We found our seats at the very back of the main stand (then, as now, I have literally no clout) and settled down to watch the game.
In truth, I can remember almost nothing about it, although I recall us both being thrilled that the Boleyn ground had a big video screen. What utter bumpkins we were.
West Ham won 2-1, with Ian Pearce and young Frankie Lampard scoring in a four-minute flurry before half-time. Forest took one back courtesy of Jon-Olav Hjelde with five minutes to go. To be brutally honest, I had to go online for both the final score and the scorers, as their exploits all those years ago had failed to find a berth in my long-term memory.
However, one thing about the match which did lodge permanently in my cerebral Inbox was an incident midway through the second half.

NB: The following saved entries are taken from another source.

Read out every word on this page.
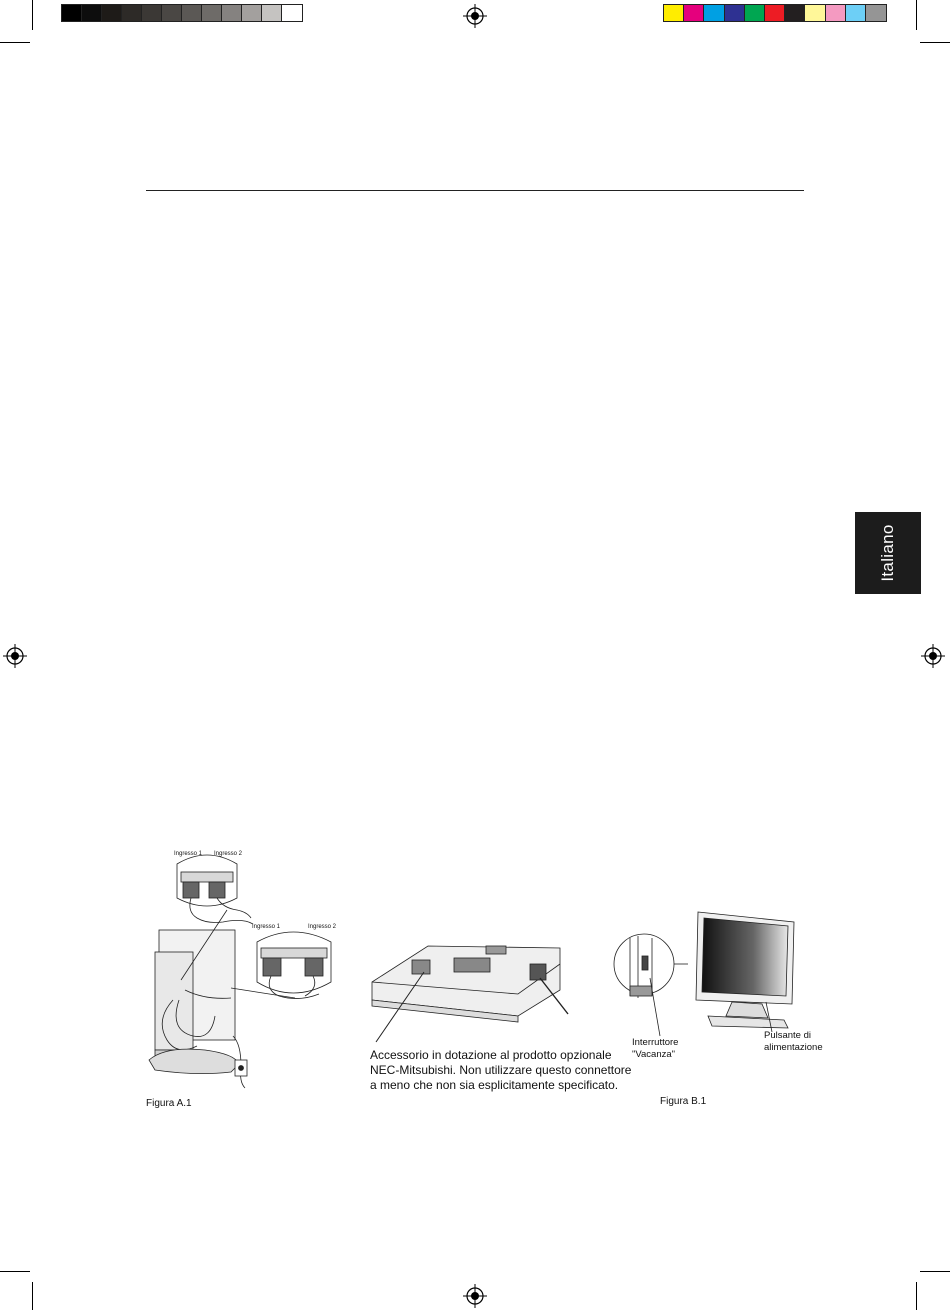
Italiano
Ingresso 1 Ingresso 2
Ingresso 1	Ingresso 2
Figura A.1
Accessorio in dotazione al prodotto opzionale
NEC-Mitsubishi. Non utilizzare questo connettore
a meno che non sia esplicitamente specificato.
Interruttore
"Vacanza"
Pulsante di
alimentazione
Figura B.1
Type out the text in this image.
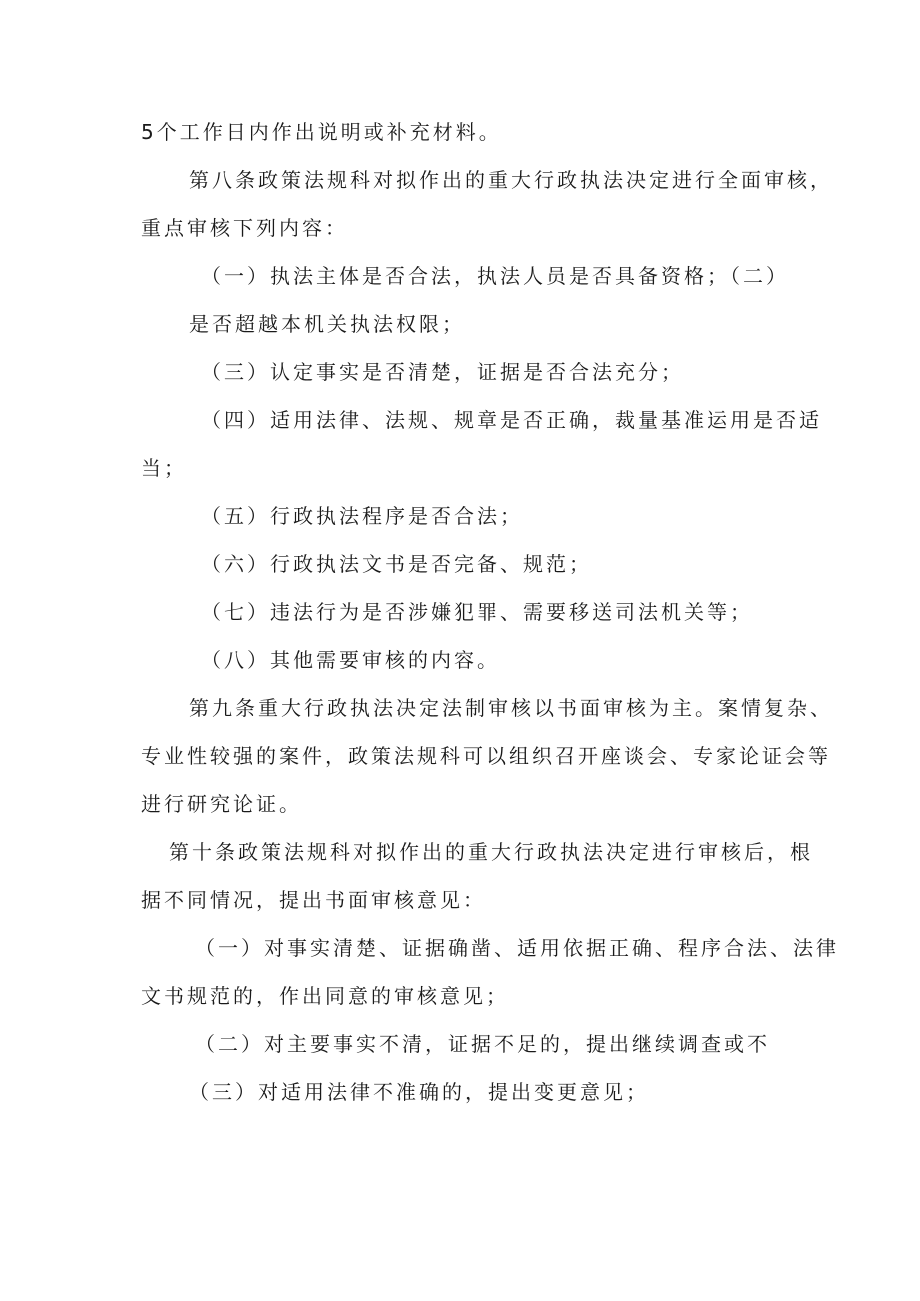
5个工作日内作出说明或补充材料。
第八条政策法规科对拟作出的重大行政执法决定进行全面审核，
重点审核下列内容：
（一）执法主体是否合法，执法人员是否具备资格；（二）
是否超越本机关执法权限；
（三）认定事实是否清楚，证据是否合法充分；
（四）适用法律、法规、规章是否正确，裁量基准运用是否适
当；
（五）行政执法程序是否合法；
（六）行政执法文书是否完备、规范；
（七）违法行为是否涉嫌犯罪、需要移送司法机关等；
（八）其他需要审核的内容。
第九条重大行政执法决定法制审核以书面审核为主。案情复杂、
专业性较强的案件，政策法规科可以组织召开座谈会、专家论证会等
进行研究论证。
第十条政策法规科对拟作出的重大行政执法决定进行审核后，根
据不同情况，提出书面审核意见：
（一）对事实清楚、证据确凿、适用依据正确、程序合法、法律
文书规范的，作出同意的审核意见；
（二）对主要事实不清，证据不足的，提出继续调查或不
（三）对适用法律不准确的，提出变更意见；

I think I remember the game being in one of those home-team-are-two-nil-up lulls, when an odd thing started to happen. Everywhere, fans started to get to their feet, the odd guy here and there, and then more of them, in twos and threes. They all seemed to be craning their necks to see down onto pitch level. My mate and I started to debate what was happening. Maybe it was a streaker on the running track or even one of those classic ‘urban fox cross-field scamper’ moments.
But soon, hundreds and hundreds, maybe thousands of fans, were standing, straining to see the near-side of the pitch. Still seated and feeling silly (and even more like a couple of tourists), we stood up and peered downwards.
What we saw was neither naked body nor interloping fox, but clearly something far more important.
The stand overlooked the West Ham bench and the thing everyone was trying to get a glimpse of was what looked like a ball-boy. Or even a paper boy who had taken a wrong turn on his way to the newsagent. This smooth-chinned lad was jogging up and down, the pointing, nudging Hammers fans watching him like hawks. My mate and I looked at each other, bewildered. “Who the hell IS this kid?” our frowns said.
Suddenly the paper boy peeled off his trackie top to reveal a pristine claret jersey with the word ‘Cole’ printed across the shoulders. A gasp hissed around the stand, followed by a dusting of applause which quickly grew and fattened, bleeding through row after row, until the whole stadium was standing to applaud the arrival of the club’s most cherished son; its most cultured pearl; its hope for the future. It was only Joe Cole.
Six weeks earlier, he had made his first-team debut, aged 17, against Swansea in the FA Cup, and he was now scampering onto the pitch like he owned it. He was entitled to; there had been fevered whispers in the football world about ‘that kid at West Ham’ for some time…and here he was.
I wish I could say that Cole played like a ready-made prodigy, that he lit up the pitch with six nutmegs and a Zen-level through ball, but the lack of a highlight reel in my head suggests he had a quiet one. His far better days were waiting just around the corner.
And while his career may not have quite fulfilled the Messianic expectation which surrounded his early playing days, it never could. What chance did he have? As Freddie Mercury once told us, too much love can kill you. In Joe Cole’s case, while the awe in which he was held never brought him to his knees, it was always too much of a burden for him to carry in full flight.